NASA has also compiled a fascinating collection of activities for middle schoolers. From building activities to video game based modules, NASA puts an emphasis on fun and learning. Be sure to also check out the Citizen Science section of the website, where opportunities for kids to help scientists with real NASA projects are posted! 

If being a pilot is of interest to your child, check out the Redbird Virtual STEM Lab, that uses a flight simulator to teach aviation science. The simulator is free, but students will need access to the internet and YouTube. Redbird also offers a number of engaging modules about piloting, aviation mechanics, aviation weather, and more! Middle schoolers interested in becoming pilots, especially in the military, also have a unique opportunity to start training early through the Civil Air Patrol (CAP) Cadet Program. The CAP program focuses on four areas to develop future pilots – leadership, aerospace, fitness, and character. CAP is a great way for kids to not only learn about aviation but also provides a glimpse of military life. 

If you’re looking for an aviation themed road trip with your middle schooler, Shannon Air Museum in Fredericksburg is home to one of the rarest collections of airplanes and aviation artifacts in the world. This family friendly museum combines history with hands-on activities to spark the imaginations of aviation enthusiasts of all ages. The museum operates Monday – Saturday from 10 am – 4 pm with the last tour starting at 3 pm. 

For High School Students

The FAA didn’t forget about high school students in its aviation related offerings. The FAA’s list of activities for high school students includes building a model of the 1903 Wright Flyer, exploring gravity with marbles, building a helicopter, and more! One of our favorites is the “Build an Unusual Paper Airplane” task, which uses household materials to craft a plane unlike any you’ve seen before! 

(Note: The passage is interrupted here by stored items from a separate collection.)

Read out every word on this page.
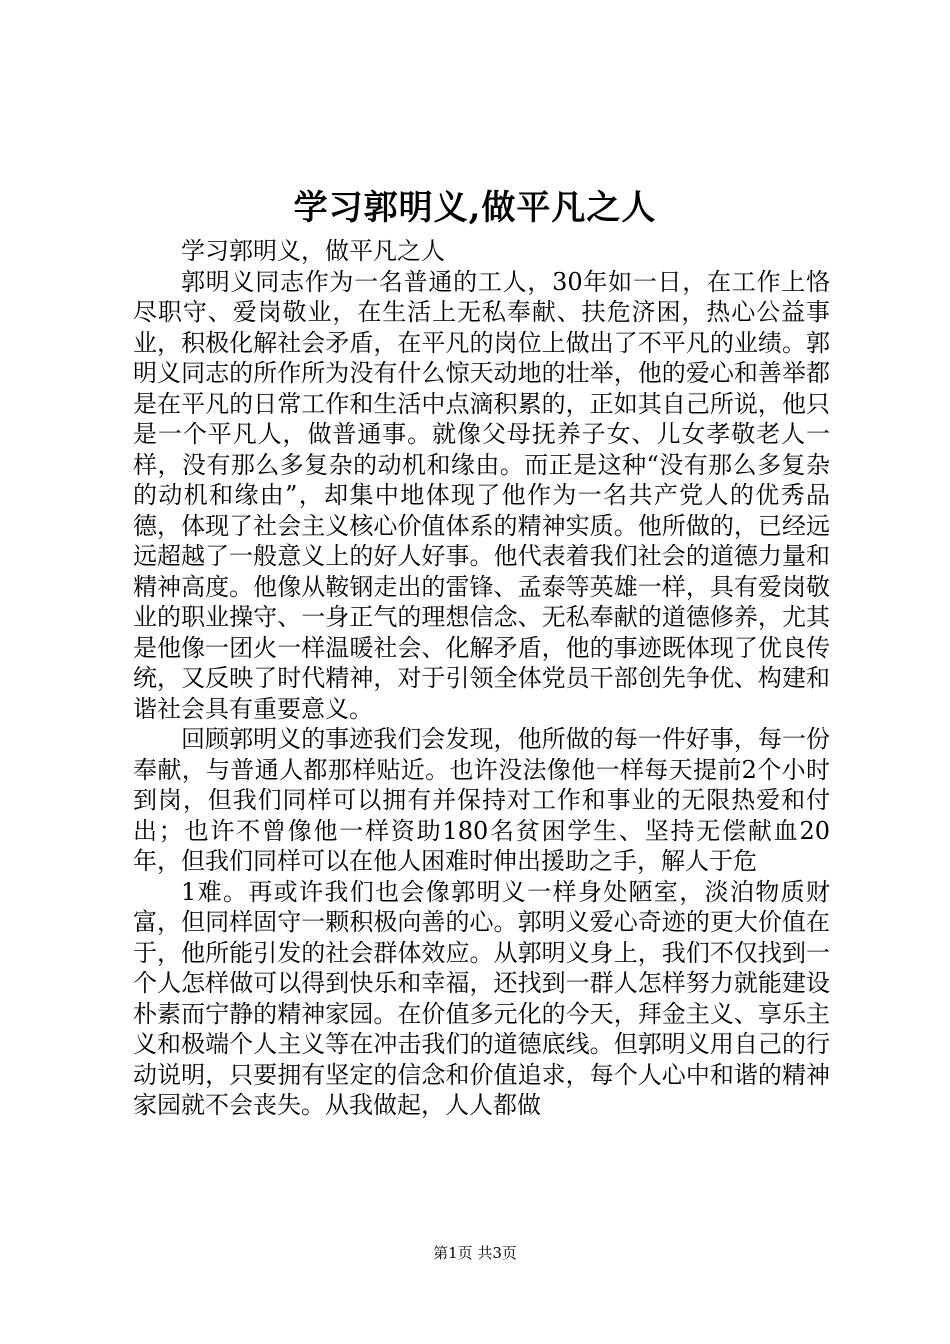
学习郭明义,做平凡之人

学习郭明义，做平凡之人

郭明义同志作为一名普通的工人，30年如一日，在工作上恪尽职守、爱岗敬业，在生活上无私奉献、扶危济困，热心公益事业，积极化解社会矛盾，在平凡的岗位上做出了不平凡的业绩。郭明义同志的所作所为没有什么惊天动地的壮举，他的爱心和善举都是在平凡的日常工作和生活中点滴积累的，正如其自己所说，他只是一个平凡人，做普通事。就像父母抚养子女、儿女孝敬老人一样，没有那么多复杂的动机和缘由。而正是这种“没有那么多复杂的动机和缘由”，却集中地体现了他作为一名共产党人的优秀品德，体现了社会主义核心价值体系的精神实质。他所做的，已经远远超越了一般意义上的好人好事。他代表着我们社会的道德力量和精神高度。他像从鞍钢走出的雷锋、孟泰等英雄一样，具有爱岗敬业的职业操守、一身正气的理想信念、无私奉献的道德修养，尤其是他像一团火一样温暖社会、化解矛盾，他的事迹既体现了优良传统，又反映了时代精神，对于引领全体党员干部创先争优、构建和谐社会具有重要意义。

回顾郭明义的事迹我们会发现，他所做的每一件好事，每一份奉献，与普通人都那样贴近。也许没法像他一样每天提前2个小时到岗，但我们同样可以拥有并保持对工作和事业的无限热爱和付出；也许不曾像他一样资助180名贫困学生、坚持无偿献血20年，但我们同样可以在他人困难时伸出援助之手，解人于危

1难。再或许我们也会像郭明义一样身处陋室，淡泊物质财富，但同样固守一颗积极向善的心。郭明义爱心奇迹的更大价值在于，他所能引发的社会群体效应。从郭明义身上，我们不仅找到一个人怎样做可以得到快乐和幸福，还找到一群人怎样努力就能建设朴素而宁静的精神家园。在价值多元化的今天，拜金主义、享乐主义和极端个人主义等在冲击我们的道德底线。但郭明义用自己的行动说明，只要拥有坚定的信念和价值追求，每个人心中和谐的精神家园就不会丧失。从我做起，人人都做

第1页 共3页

For 9th – 12th graders, NASA has many exciting ways for students to learn about and get involved with NASA. Click here to check out NASA’s activities for high schoolers. For students interested in careers with NASA or in aviation, be sure to head over to the NASA internship page for a list of opportunities! The Redwing Virtual STEM Lab and the Civil Air Patrol (CAP) Cadet Program mentioned earlier are also open to high school students. 

To give your high schooler an unforgettable aviation experience, check out NASA’s Wallops Flight Facility. Wallops was established in 1945 and continues to be a busy facility for conducting research using suborbital vehicles. More than 16,000 rockets have been launched from Wallops, and many launches are open to the public! Check out the Wallops Launch Schedule to plan a visit to see a launch firsthand – definitely a must do for any aviation novices and enthusiasts alike! Be sure to head over to the Visitor’s Center at Wallops while you’re there to explore their engaging exhibits about space.

We hope the kids in your life will love exploring aviation this summer! You never know what will spark the imagination and when that spark could turn into a lifelong career.